Aquilo não lhe interessava, pensou. Tomou posse da garrafa e jogou ao vento o
encontrado lá dentro. E as palavras foram se espalhando.
“Cordiais saudações. Depois de tanto
tempo acendi o pavio do candeeiro para
rabiscar as velhas palavras que se seguem. Velhas porque nada de novo surge que
mereça consideração mais aprofundada. Prefiro calar e reacender as nostalgias
que abertamente conviver com realidades brutais e abomináveis. Por isso busco
conforto no baú da memória e na recordação das coisas simples e suportáveis
convividas no dia a dia. Quem dera um pouco daquele retrato antigo, tudo
emoldurado no respeito, na palavra honrada, nas boas relações pessoais e
familiares. Hoje dizem que são coisas envelhecidas, em desuso, mas não vejo com
tempo de validade aquilo que deveria ser a feição de cada povo e a qualquer
tempo. E há de recordar o que dizia o velho padre em sermão: Preservem a honra
que os guarnecem, pois amanhã será o tempo dos desonrados, e depois de amanhã
será o tempo dos desonestos”.
“Mande-me notícias daquelas frutas que tanto
prazer adoçava sua gulodice. Não se vê araçá nem quixaba, melão coalhada nem
tantas outras que chegavam em cestos. Quem sabe ainda pode encontrar um queijo
verdadeiro de fundo de casa de fazenda, também a manteiga batida no tacho
grande. Hoje tudo misturado, tudo feito para enganar. Foi-se o tempo de
saborear o cuscuz de milho ralado. Ouvi dizer que até galinha de capoeira está
difícil encontrar. Mas também não há mais quintais, aqueles grandes quintais
que quase divisavam com as matas ao redor. Tais fundos eram as mercearias para
muitas famílias. Ali a galinha e os ovos de capoeira, o porco gordo, o guiné, o
capão roliço, o bicho de cria. E também a plantação de tomate, de pimentão, do
maxixe. Pimenteira de não acabar mais, sem falar nas árvores frutíferas que
derramavam cajus, goiabas, sapotis e magas, dentre tantas outras. Não havia
quintal que não tivesse o remédio certo para a cura de todos os males. Em pouco
instante e já se dispunha do mastruço, da erva cidreira, do manjericão, do
boldo, numa verdadeira farmácia. E há de recordar o que o dizia o doido sentado
debaixo do sol na pracinha: Um dia ainda vão me pedir um pouquinho de sopa de
pedra”.
“Tempos, tempos, como diria o calendário
cansado de repassar. Tempo que passa e tudo transforma. As cidades cresceram e
se transformaram, mas nem sempre com a singeleza de outras eras. Não poderia
ser diferente, pois cada casa não é mais moradia, mas um imóvel que se
valoriza. As ruas não são mais dos caminhantes, mas dos automóveis. As calçadas
não são mais das cadeiras ao entardecer e anoitecer, mas de estranhos que
passam apressados e da violência que vem bater à porta ou pular o muro. As
vizinhanças parecem pessoas desconhecidas, os moradores da mesma rua pouco se
encontram ou dialogam. As janelas e portas vivem fechadas, as crianças não
estão mais seguras brincando nos arredores, quase ninguém passa dando um bom dia
ou boa tarde. E há de recordar o que dizia o antigo leiteiro: Não reclame do
preço do leite gordo, pois vão pagar muito caro por água branca”.
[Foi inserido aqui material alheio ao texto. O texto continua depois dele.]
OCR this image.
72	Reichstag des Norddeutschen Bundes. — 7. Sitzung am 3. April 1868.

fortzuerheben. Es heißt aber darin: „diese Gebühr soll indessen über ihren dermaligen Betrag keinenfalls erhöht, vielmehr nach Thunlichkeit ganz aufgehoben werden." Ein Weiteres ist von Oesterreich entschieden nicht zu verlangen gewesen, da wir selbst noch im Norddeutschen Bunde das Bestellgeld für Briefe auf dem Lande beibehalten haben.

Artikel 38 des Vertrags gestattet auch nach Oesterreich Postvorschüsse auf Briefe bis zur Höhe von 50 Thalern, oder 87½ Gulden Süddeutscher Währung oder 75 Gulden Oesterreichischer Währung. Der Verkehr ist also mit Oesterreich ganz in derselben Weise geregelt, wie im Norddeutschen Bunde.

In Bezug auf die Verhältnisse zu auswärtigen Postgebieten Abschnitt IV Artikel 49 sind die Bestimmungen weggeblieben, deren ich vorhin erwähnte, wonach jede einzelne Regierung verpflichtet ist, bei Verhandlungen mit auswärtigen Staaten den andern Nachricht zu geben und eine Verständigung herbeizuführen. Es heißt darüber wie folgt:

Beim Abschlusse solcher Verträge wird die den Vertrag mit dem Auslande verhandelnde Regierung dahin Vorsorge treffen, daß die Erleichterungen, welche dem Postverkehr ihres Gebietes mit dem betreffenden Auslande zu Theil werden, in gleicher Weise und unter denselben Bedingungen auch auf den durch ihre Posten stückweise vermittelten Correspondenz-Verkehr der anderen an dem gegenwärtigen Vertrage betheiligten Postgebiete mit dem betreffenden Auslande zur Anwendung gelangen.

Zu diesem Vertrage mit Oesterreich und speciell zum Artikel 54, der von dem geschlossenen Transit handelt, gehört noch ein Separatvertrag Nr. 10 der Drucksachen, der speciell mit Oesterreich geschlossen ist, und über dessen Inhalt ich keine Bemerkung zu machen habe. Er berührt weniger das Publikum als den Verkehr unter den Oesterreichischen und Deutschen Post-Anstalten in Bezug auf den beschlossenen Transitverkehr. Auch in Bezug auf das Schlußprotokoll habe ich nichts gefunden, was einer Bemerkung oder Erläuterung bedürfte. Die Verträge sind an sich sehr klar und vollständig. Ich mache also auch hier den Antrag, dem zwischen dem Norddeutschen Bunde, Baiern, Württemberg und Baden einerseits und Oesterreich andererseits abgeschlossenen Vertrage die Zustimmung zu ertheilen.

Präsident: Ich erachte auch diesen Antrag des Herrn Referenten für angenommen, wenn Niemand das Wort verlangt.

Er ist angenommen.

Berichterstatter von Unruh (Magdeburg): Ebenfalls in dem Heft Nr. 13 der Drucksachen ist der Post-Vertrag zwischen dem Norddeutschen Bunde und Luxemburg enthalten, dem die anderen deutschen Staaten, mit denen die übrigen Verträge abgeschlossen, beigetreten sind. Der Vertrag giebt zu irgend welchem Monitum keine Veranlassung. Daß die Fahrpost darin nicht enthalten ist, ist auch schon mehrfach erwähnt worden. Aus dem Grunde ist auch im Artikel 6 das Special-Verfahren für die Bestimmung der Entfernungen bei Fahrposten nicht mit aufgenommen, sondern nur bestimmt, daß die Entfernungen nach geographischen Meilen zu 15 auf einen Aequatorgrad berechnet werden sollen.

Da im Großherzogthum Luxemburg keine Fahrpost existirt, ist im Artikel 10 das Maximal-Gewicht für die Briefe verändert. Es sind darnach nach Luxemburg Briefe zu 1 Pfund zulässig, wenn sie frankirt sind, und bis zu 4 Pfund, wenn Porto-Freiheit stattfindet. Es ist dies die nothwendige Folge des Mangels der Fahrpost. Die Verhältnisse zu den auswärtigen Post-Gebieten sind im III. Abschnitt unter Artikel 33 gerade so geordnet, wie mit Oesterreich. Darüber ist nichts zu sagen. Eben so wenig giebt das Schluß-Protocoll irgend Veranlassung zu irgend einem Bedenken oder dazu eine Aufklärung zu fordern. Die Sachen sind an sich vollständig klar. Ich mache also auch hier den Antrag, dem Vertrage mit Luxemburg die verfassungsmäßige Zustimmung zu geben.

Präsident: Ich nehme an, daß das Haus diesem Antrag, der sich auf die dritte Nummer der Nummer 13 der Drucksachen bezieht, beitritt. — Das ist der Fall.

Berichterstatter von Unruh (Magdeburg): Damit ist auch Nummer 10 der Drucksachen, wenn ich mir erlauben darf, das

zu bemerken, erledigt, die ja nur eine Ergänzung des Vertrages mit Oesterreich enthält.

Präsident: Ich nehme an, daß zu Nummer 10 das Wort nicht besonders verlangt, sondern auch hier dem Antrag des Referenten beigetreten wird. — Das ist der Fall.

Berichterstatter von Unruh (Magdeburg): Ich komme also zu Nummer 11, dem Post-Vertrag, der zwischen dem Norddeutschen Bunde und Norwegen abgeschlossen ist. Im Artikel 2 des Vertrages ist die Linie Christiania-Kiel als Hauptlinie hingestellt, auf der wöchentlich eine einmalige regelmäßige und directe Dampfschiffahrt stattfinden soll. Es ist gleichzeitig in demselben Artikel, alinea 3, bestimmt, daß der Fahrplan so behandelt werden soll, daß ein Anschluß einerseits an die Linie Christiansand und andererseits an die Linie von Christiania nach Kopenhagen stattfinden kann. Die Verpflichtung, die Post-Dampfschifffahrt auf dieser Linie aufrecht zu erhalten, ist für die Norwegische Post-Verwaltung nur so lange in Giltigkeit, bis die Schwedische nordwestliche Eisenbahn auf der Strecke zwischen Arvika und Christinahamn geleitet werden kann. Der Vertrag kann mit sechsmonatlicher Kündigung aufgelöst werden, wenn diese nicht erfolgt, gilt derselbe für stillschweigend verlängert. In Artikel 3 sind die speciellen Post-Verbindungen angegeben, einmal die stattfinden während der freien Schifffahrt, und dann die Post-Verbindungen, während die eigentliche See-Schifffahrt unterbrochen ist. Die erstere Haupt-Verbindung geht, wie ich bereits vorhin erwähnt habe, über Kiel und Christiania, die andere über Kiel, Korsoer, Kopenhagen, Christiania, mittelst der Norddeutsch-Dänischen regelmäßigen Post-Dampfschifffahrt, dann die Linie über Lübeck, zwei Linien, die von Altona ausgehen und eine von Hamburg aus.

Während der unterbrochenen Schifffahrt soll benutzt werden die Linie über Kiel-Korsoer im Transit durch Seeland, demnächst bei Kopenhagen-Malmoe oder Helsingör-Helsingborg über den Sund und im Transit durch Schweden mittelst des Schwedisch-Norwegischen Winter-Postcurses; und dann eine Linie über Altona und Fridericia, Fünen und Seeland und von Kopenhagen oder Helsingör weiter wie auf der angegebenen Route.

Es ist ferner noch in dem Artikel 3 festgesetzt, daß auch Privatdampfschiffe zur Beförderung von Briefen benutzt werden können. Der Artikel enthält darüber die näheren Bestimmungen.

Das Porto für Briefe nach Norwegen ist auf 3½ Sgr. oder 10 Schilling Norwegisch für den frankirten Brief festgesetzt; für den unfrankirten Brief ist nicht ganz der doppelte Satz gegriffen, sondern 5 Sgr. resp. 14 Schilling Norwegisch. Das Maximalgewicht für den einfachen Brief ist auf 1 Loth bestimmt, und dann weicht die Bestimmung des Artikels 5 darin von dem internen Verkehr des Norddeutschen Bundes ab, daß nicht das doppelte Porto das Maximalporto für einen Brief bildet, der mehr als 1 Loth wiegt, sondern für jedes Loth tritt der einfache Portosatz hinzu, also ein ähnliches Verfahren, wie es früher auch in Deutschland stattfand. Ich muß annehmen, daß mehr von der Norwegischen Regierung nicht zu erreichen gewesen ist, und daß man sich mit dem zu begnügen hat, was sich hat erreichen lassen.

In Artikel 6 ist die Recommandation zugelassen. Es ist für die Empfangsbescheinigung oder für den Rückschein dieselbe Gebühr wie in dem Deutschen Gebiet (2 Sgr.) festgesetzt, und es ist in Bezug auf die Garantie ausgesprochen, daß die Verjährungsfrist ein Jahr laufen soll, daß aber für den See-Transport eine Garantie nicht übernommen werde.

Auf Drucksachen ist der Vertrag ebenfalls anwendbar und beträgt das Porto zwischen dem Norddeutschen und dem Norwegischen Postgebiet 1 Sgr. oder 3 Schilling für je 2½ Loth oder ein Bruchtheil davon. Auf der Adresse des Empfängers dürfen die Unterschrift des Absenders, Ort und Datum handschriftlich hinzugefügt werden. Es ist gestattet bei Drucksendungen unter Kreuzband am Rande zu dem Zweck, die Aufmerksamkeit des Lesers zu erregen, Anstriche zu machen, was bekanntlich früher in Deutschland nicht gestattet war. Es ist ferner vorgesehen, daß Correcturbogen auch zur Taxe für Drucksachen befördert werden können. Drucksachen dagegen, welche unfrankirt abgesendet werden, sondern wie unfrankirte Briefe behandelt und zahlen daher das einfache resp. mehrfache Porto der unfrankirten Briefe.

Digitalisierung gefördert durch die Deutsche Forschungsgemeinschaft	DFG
“Eis a vida, eis a vida. Não sei se por aí
continua existindo, mas por aqui não se sente mais o cheiro bom, oloroso e
saboroso, do café torrado fervendo no fogo de lenha. Tenho um conhecido que foi
chamado de louco porque resolveu fazer serenata debaixo da janela de uma
donzela. Revoltado, disse que não só cantaria à sua musa debaixo do luar como
continuaria escrevendo versos de amor para colocar no umbral, sempre
acompanhados de flor. E morreu triste pela incompreensão de tantos. E
entristecido também fico eu diante desse mundo novo que nasceu órfão de
sensibilidade e cresce na desumanidade. Agora preciso me despedir. Até breve”.